Abstract Details

Name: Subrata Kumar Panda
Affiliation: Tata Institute of Fundamental Research, Mumbai
Conference ID : ASI2024_948
Title : Asteroseismology applied to constrain structure parameters of δ Scuti stars
Authors : Subrata Kumar Panda, Siddharth Dhanpal, Simon J. Murphy, Shravan Hanasoge, Timothy R. Bedding
Authors Affiliation: Subrata Kumar Panda, Tata Institute of Fundamental Research, Colaba, Mumbai 400005, Maharashtra, India Siddharth Dhanpal, Tata Institute of Fundamental Research, Colaba, Mumbai 400005, Maharashtra, India Simon J. Murphy, Centre for Astrophysics, University of Southern Queensland, Toowoomba, QLD 4350, Australia Shravan Hanasoge, Tata Institute of Fundamental Research, Colaba, Mumbai 400005, Maharashtra, India Timothy R. Bedding, Sydney Institute for Astronomy (SIfA), School of Physics, University of Sydney, NSW 2006, Australia
Mode of Presentation: Oral
Abstract Category : Stars, Interstellar Medium, and Astrochemistry in Milky Way
Abstract : Asteroseismology is a powerful tool to probe the structure of stars.
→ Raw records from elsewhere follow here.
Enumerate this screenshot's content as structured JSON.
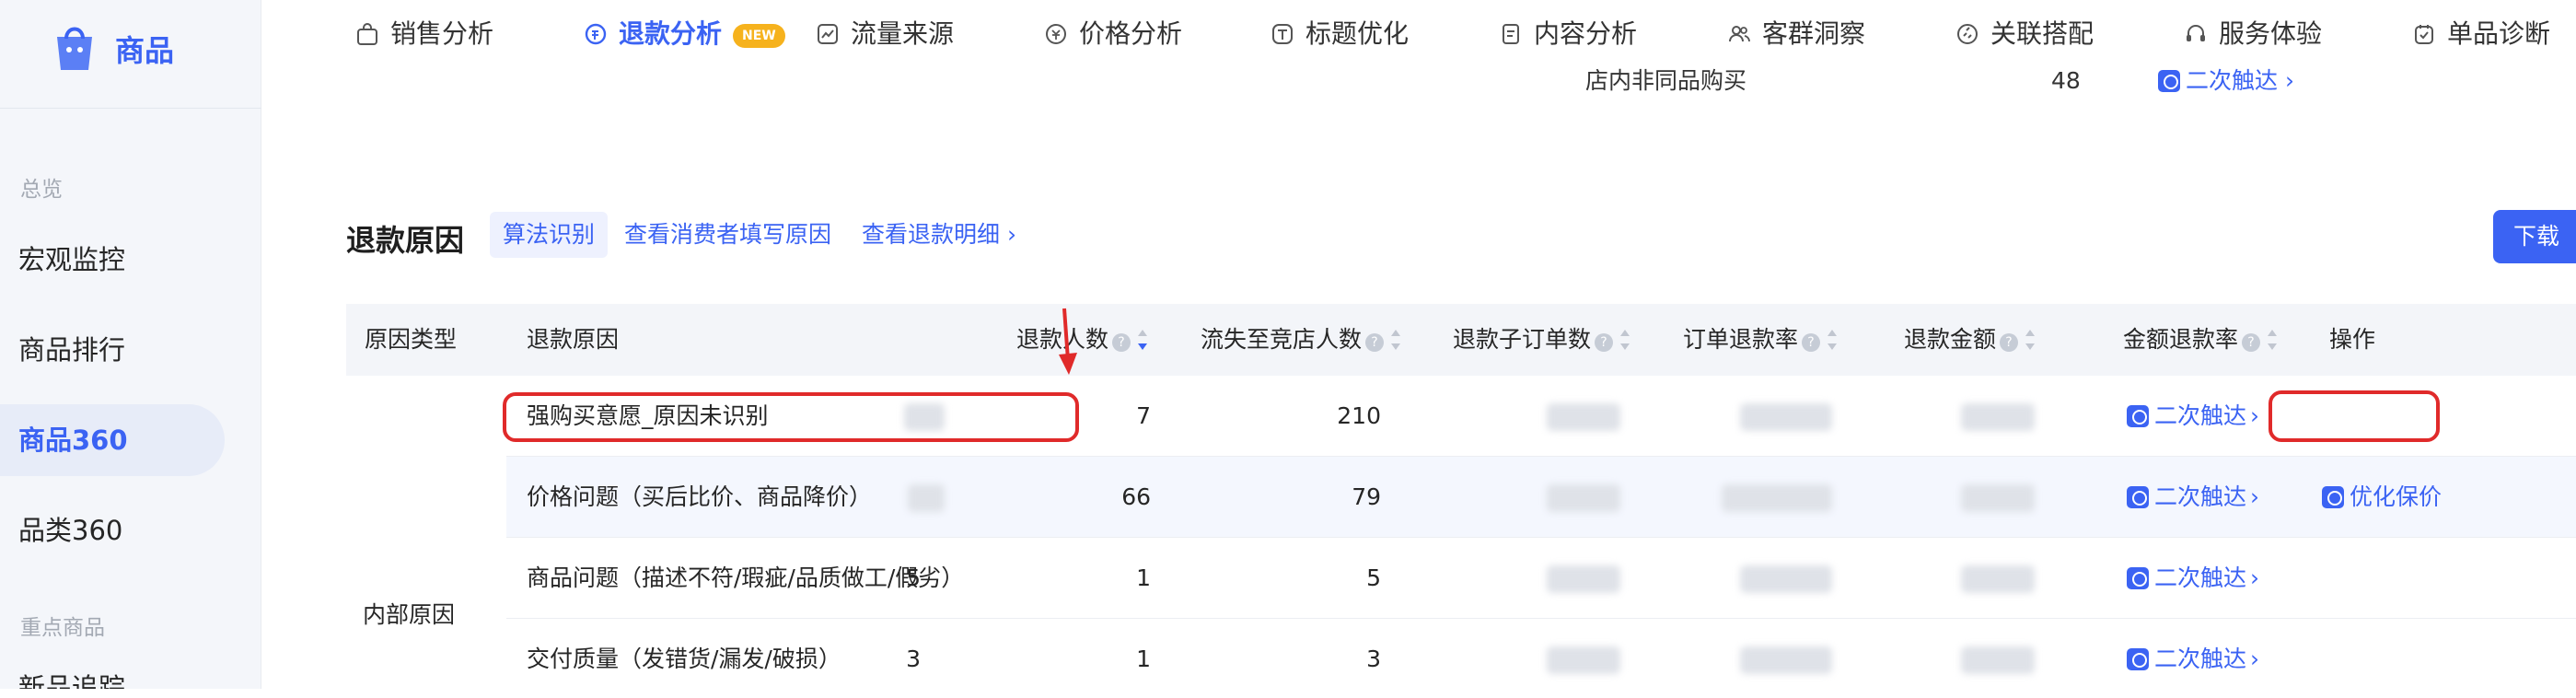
{
  "sidebar": {
    "brand": "商品",
    "sections": [
      {
        "title": "总览",
        "items": [
          {
            "label": "宏观监控",
            "active": false
          },
          {
            "label": "商品排行",
            "active": false
          },
          {
            "label": "商品360",
            "active": true
          },
          {
            "label": "品类360",
            "active": false
          }
        ]
      },
      {
        "title": "重点商品",
        "items": [
          {
            "label": "新品追踪",
            "active": false
          }
        ]
      }
    ]
  },
  "tabs": [
    {
      "label": "销售分析",
      "icon": "bag-icon",
      "active": false
    },
    {
      "label": "退款分析",
      "icon": "refund-icon",
      "active": true,
      "badge": "NEW"
    },
    {
      "label": "流量来源",
      "icon": "trend-icon",
      "active": false
    },
    {
      "label": "价格分析",
      "icon": "price-icon",
      "active": false
    },
    {
      "label": "标题优化",
      "icon": "title-icon",
      "active": false
    },
    {
      "label": "内容分析",
      "icon": "doc-icon",
      "active": false
    },
    {
      "label": "客群洞察",
      "icon": "users-icon",
      "active": false
    },
    {
      "label": "关联搭配",
      "icon": "link-icon",
      "active": false
    },
    {
      "label": "服务体验",
      "icon": "headset-icon",
      "active": false
    },
    {
      "label": "单品诊断",
      "icon": "diagnose-icon",
      "active": false
    }
  ],
  "previous_row": {
    "label": "店内非同品购买",
    "value": "48",
    "action": "二次触达"
  },
  "section": {
    "title": "退款原因",
    "algo_tag": "算法识别",
    "link1": "查看消费者填写原因",
    "link2": "查看退款明细",
    "download": "下载"
  },
  "table": {
    "columns": [
      "原因类型",
      "退款原因",
      "退款人数",
      "流失至竞店人数",
      "退款子订单数",
      "订单退款率",
      "退款金额",
      "金额退款率",
      "操作"
    ],
    "group_label": "内部原因",
    "rows": [
      {
        "reason": "强购买意愿_原因未识别",
        "refund_users": "",
        "lost_users": "7",
        "sub_orders": "210",
        "actions": [
          "二次触达"
        ]
      },
      {
        "reason": "价格问题（买后比价、商品降价）",
        "refund_users": "",
        "lost_users": "66",
        "sub_orders": "79",
        "actions": [
          "二次触达",
          "优化保价"
        ]
      },
      {
        "reason": "商品问题（描述不符/瑕疵/品质做工/假劣）",
        "refund_users": "5",
        "lost_users": "1",
        "sub_orders": "5",
        "actions": [
          "二次触达"
        ]
      },
      {
        "reason": "交付质量（发错货/漏发/破损）",
        "refund_users": "3",
        "lost_users": "1",
        "sub_orders": "3",
        "actions": [
          "二次触达"
        ]
      }
    ]
  },
  "colors": {
    "accent": "#3b63f3",
    "highlight": "#e02a2a",
    "badge": "#f6b21d"
  }
}
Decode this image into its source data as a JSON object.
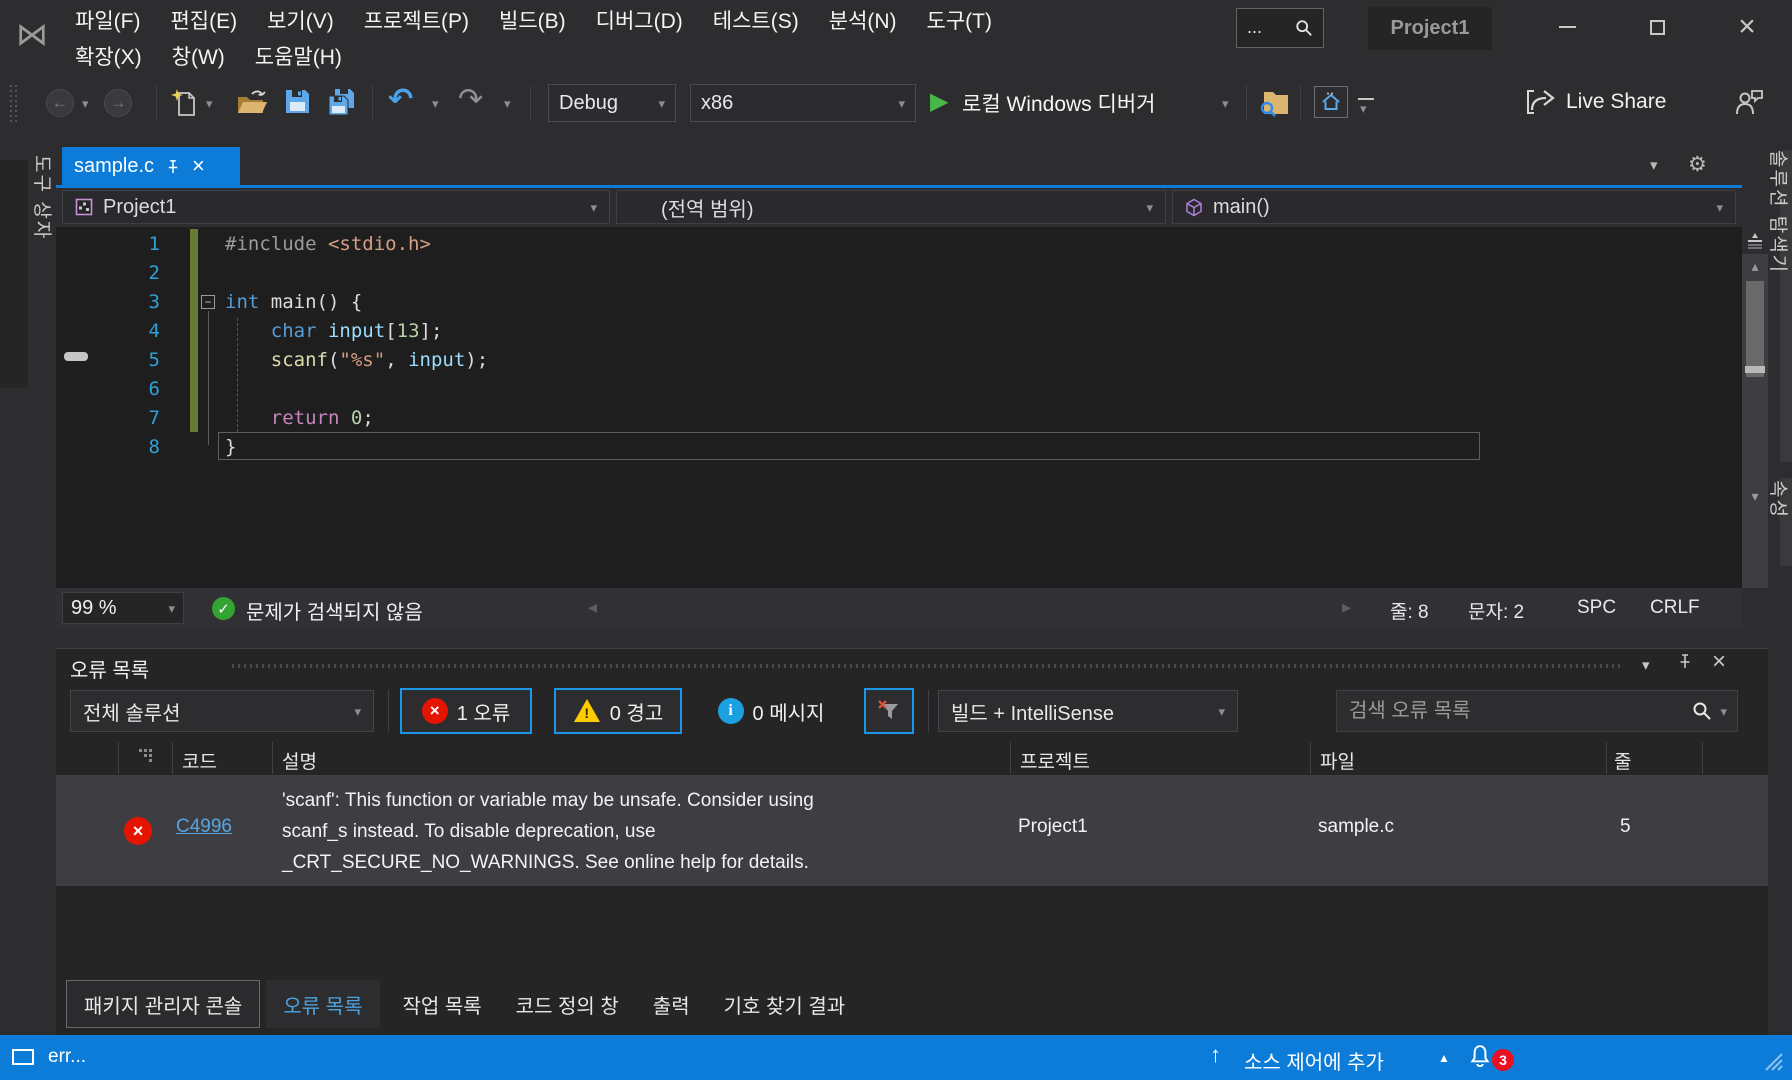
{
  "window": {
    "title": "Project1",
    "search_text": "..."
  },
  "menu": {
    "row1": [
      "파일(F)",
      "편집(E)",
      "보기(V)",
      "프로젝트(P)",
      "빌드(B)",
      "디버그(D)",
      "테스트(S)",
      "분석(N)",
      "도구(T)"
    ],
    "row2": [
      "확장(X)",
      "창(W)",
      "도움말(H)"
    ]
  },
  "toolbar": {
    "config": "Debug",
    "platform": "x86",
    "run_label": "로컬 Windows 디버거",
    "live_share_label": "Live Share"
  },
  "rails": {
    "left_tab": "도구 상자",
    "right_tabs": [
      "솔루션 탐색기",
      "속성"
    ]
  },
  "editor": {
    "tab_title": "sample.c",
    "navbar": {
      "project": "Project1",
      "scope": "(전역 범위)",
      "member": "main()"
    },
    "code": {
      "lines": [
        {
          "num": "1",
          "tokens": [
            [
              "pp",
              "#include "
            ],
            [
              "str",
              "<stdio.h>"
            ]
          ]
        },
        {
          "num": "2",
          "tokens": []
        },
        {
          "num": "3",
          "tokens": [
            [
              "kw",
              "int"
            ],
            [
              "pl",
              " main() {"
            ]
          ]
        },
        {
          "num": "4",
          "tokens": [
            [
              "pl",
              "    "
            ],
            [
              "kw",
              "char"
            ],
            [
              "pl",
              " "
            ],
            [
              "var",
              "input"
            ],
            [
              "pl",
              "["
            ],
            [
              "num",
              "13"
            ],
            [
              "pl",
              "];"
            ]
          ]
        },
        {
          "num": "5",
          "tokens": [
            [
              "pl",
              "    "
            ],
            [
              "fn",
              "scanf"
            ],
            [
              "pl",
              "("
            ],
            [
              "str",
              "\"%s\""
            ],
            [
              "pl",
              ", "
            ],
            [
              "var",
              "input"
            ],
            [
              "pl",
              ");"
            ]
          ]
        },
        {
          "num": "6",
          "tokens": []
        },
        {
          "num": "7",
          "tokens": [
            [
              "pl",
              "    "
            ],
            [
              "ctl",
              "return"
            ],
            [
              "pl",
              " "
            ],
            [
              "num",
              "0"
            ],
            [
              "pl",
              ";"
            ]
          ]
        },
        {
          "num": "8",
          "tokens": [
            [
              "pl",
              "}"
            ]
          ]
        }
      ]
    },
    "statusbar": {
      "zoom": "99 %",
      "health": "문제가 검색되지 않음",
      "line": "줄: 8",
      "column": "문자: 2",
      "spaces": "SPC",
      "line_ending": "CRLF"
    }
  },
  "error_list": {
    "title": "오류 목록",
    "scope_filter": "전체 솔루션",
    "error_toggle": "1 오류",
    "warning_toggle": "0 경고",
    "message_toggle": "0 메시지",
    "source_filter": "빌드 + IntelliSense",
    "search_placeholder": "검색 오류 목록",
    "columns": [
      "코드",
      "설명",
      "프로젝트",
      "파일",
      "줄"
    ],
    "rows": [
      {
        "code": "C4996",
        "description": "'scanf': This function or variable may be unsafe. Consider using scanf_s instead. To disable deprecation, use _CRT_SECURE_NO_WARNINGS. See online help for details.",
        "project": "Project1",
        "file": "sample.c",
        "line": "5"
      }
    ]
  },
  "panel_tabs": [
    "패키지 관리자 콘솔",
    "오류 목록",
    "작업 목록",
    "코드 정의 창",
    "출력",
    "기호 찾기 결과"
  ],
  "status_bar": {
    "left_text": "err...",
    "source_control_label": "소스 제어에 추가",
    "notification_count": "3"
  },
  "icons": {
    "logo": "⋈",
    "caret": "▾",
    "gear": "⚙",
    "close": "×",
    "play": "▶",
    "check": "✓",
    "undo": "↶",
    "redo": "↷",
    "back": "←",
    "forward": "→",
    "minus": "−",
    "up_small": "▴",
    "down_small": "▾",
    "left_small": "◂",
    "right_small": "▸",
    "up_arrow": "↑",
    "tri_up": "▲",
    "bang": "!",
    "info_i": "i",
    "x_mark": "×"
  },
  "colors": {
    "accent": "#0C7CD8",
    "toggle_border": "#1C97EA",
    "error_red": "#E51400",
    "warning_yellow": "#FFCC00",
    "info_blue": "#1BA1E2",
    "editor_bg": "#1E1E1E",
    "panel_bg": "#252526",
    "chrome_bg": "#2D2D30",
    "change_bar_green": "#667B34"
  }
}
Space-borne instruments like CoRoT, Kepler and TESS have observed the oscillations of numerous stars, among which δ Scutis are particularly interesting owing to their fast rotation rates and complex pulsation mechanisms. In this work, we inferred model-dependent masses, metallicities and ages of 60 δ Scuti stars from their photometric, spectroscopic and asteroseismic observations using least-squares minimization. These statistics have the potential to explain why only a tiny fraction of δ Sct stars pulsate in a very clean manner. We find most of these stars with masses around 1.6 M ⊙ and metallicities below Z = 0.010. We observed a bimodality in age for these stars, with more than half the sample younger than 30 Myr, while the remaining ones were inferred to be older, i.e., hundreds of Myrs. This work emphasizes the importance of the large-frequency separation (∆ν) in studies of δ Scuti stars. We also designed three machine learning (ML) models that hold the potential for inferring these parameters at lower computational cost and much more rapidly. These models further revealed that constraining dipole modes can help in significantly improving age estimation and that radial modes succinctly encode information pertaining to stellar luminosity and temperature. Using the ML models, we also gained qualitative insight into the importance of stellar observables in estimating mass, metallicity, and age. The effective surface temperature T eff strongly affects the inference of all structure parameters and the asteroseismic offset parameter ε plays an essential role in the inference of age.